In a gas turbine engine air is pressurized in a compressor and mixed with fuel in a combustor for generating hot combustion gases, which flow downstream to an expander, which extracts energy from the hot combustion gases. The temperature of the hot gas stream from the combustor of modern gas turbine engines is extremely high, typically well above 2500 degrees F. Such temperatures are comparable to or even higher than the melting point of the advanced alloys, which are used in the manufacture of turbine parts, e.g. nozzles or vanes (stationary), blades or buckets (rotating), and wheel spaces in between. These parts are commonly referred to as the hot gas path (HGP) components. Consider that, in the absence of cooling, the airfoils comprising the first stage of a modern gas turbine engine would melt away within a few seconds. Air used for cooling the HGP components in the gas turbine engine is typically extracted from the compressor discharge or inter-stage locations and is therefore not used in the combustion and turbine expansion process, and correspondingly decreases the overall efficiency of the gas turbine engine. The cooling air stream is referred to as “chargeable” airflow, the amount of which is controlled by the temperature of the pressurized air, which is channeled from the compressor to the turbine. In general, the further downstream the cooled turbine part in the expansion path, the further upstream is the coolant extraction point in the compressor. Mixing of the spent cooling air with the hot gas expanding through the turbine is a further source of lost work due to mixing and cooling losses.

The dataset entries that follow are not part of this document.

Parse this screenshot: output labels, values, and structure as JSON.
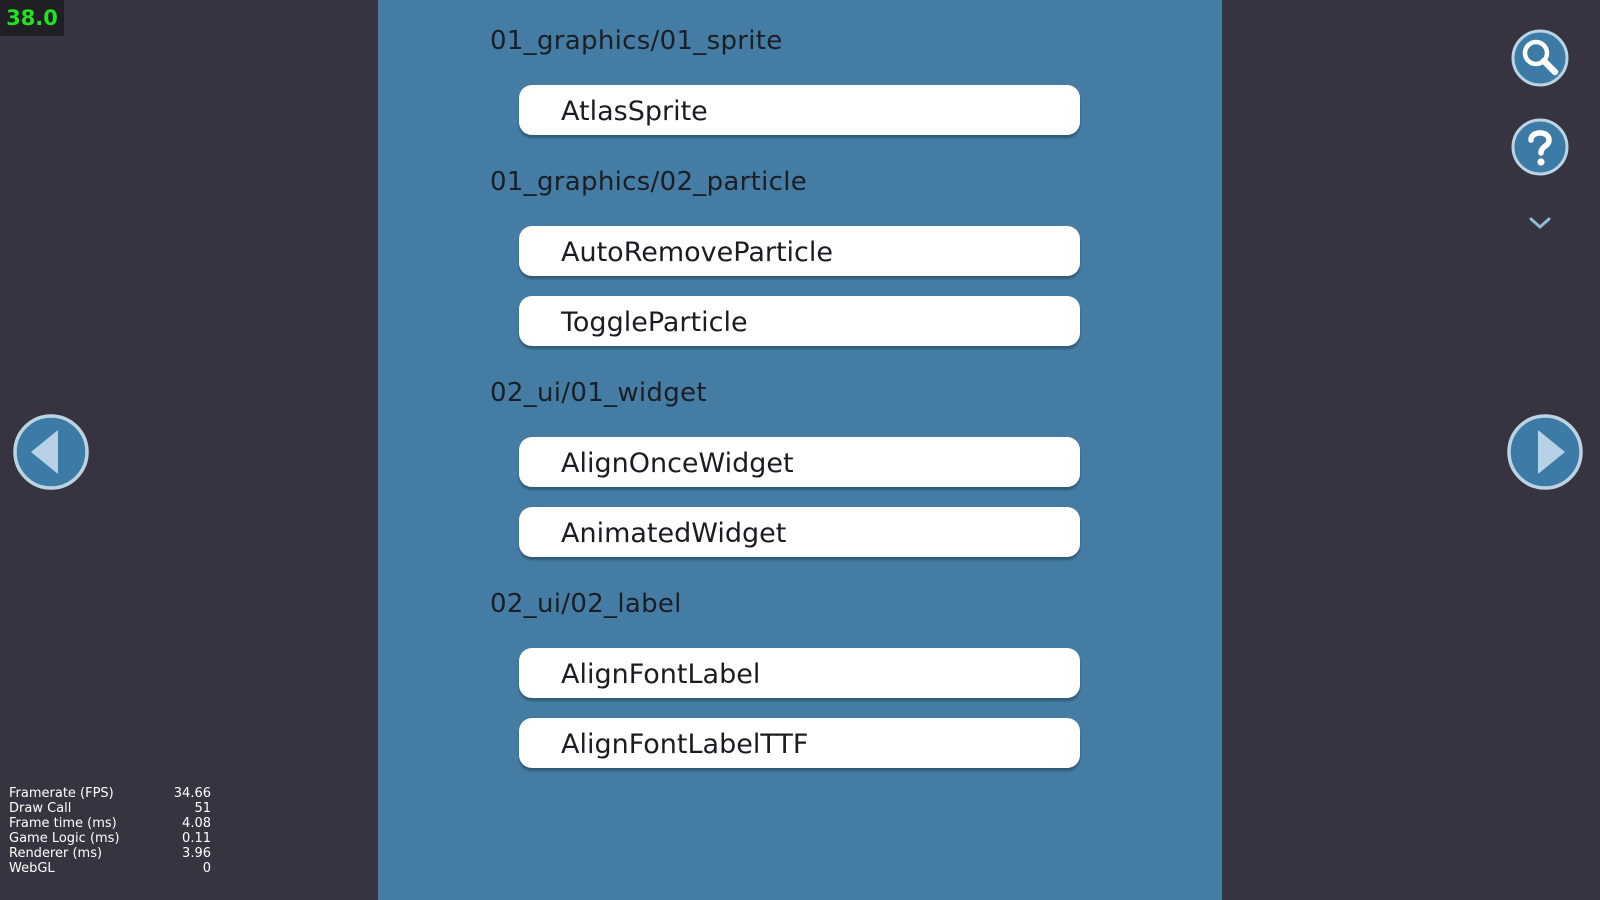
{
  "fps_badge": "38.0",
  "colors": {
    "background": "#353440",
    "panel": "#447ca4",
    "button": "#ffffff",
    "icon_fill": "#3c7ba5",
    "icon_ring": "#bcd3e3",
    "fps_text": "#22e322"
  },
  "sections": [
    {
      "title": "01_graphics/01_sprite",
      "items": [
        "AtlasSprite"
      ]
    },
    {
      "title": "01_graphics/02_particle",
      "items": [
        "AutoRemoveParticle",
        "ToggleParticle"
      ]
    },
    {
      "title": "02_ui/01_widget",
      "items": [
        "AlignOnceWidget",
        "AnimatedWidget"
      ]
    },
    {
      "title": "02_ui/02_label",
      "items": [
        "AlignFontLabel",
        "AlignFontLabelTTF"
      ]
    }
  ],
  "icons": {
    "search": "search-icon",
    "help": "help-icon",
    "collapse": "chevron-down-icon",
    "prev": "prev-arrow-icon",
    "next": "next-arrow-icon"
  },
  "stats": [
    {
      "label": "Framerate (FPS)",
      "value": "34.66"
    },
    {
      "label": "Draw Call",
      "value": "51"
    },
    {
      "label": "Frame time (ms)",
      "value": "4.08"
    },
    {
      "label": "Game Logic (ms)",
      "value": "0.11"
    },
    {
      "label": "Renderer (ms)",
      "value": "3.96"
    },
    {
      "label": "WebGL",
      "value": "0"
    }
  ]
}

In general, the energy input to the gas turbine via the heating value of the fuel burned in the combustor can be reduced by increasing the temperature of the fuel itself and/or the combustion air from the compressor discharge. The ensuing reduction in the amount of fuel burned in the combustor is reflected by the increase in gas turbine efficiency if a free/waste energy source is available to accomplish the said raise in the temperature of the fuel and/or combustion air. In modern industrial or heavy-duty gas turbines utilized in electric power generation, fuel gas performance heating (e.g. to 365 F or higher) using heat recovery boiler feed water is an established practice. Heating the compressor discharge air in a similar manner, while certainly possible in theory, is not feasible due to the very high temperature of the discharge air (e.g. nearly 800 F in advanced F-Class turbines) and the very closely integrated gas turbine structure.
Conventionally, e.g. in concentrated solar power (CSP) applications, free or waste energy is utilized for steam generation and power production in a steam turbine. For example, in the gas and steam turbine combined cycle (CC) power plant, the waste energy from the gas turbine exhaust is utilized to generate steam in a heat recovery steam generator (HRSG) for additional expansion and power generation in a steam turbine. Due to the relative position of the basic thermodynamic cycles representing the gas and steam turbines on a temperature-entropy surface, i.e. Brayton and Rankine cycles, respectively, the former is commonly referred to as the “topping” cycle and the latter as the “bottoming” cycle. In other systems, the steam generation in the HRSG of a CC power plant is supplemented by utilizing the (free) solar energy in a separate boiler section. In either case, the free or waste energy is utilized in the bottoming steam cycle of the CC power plant.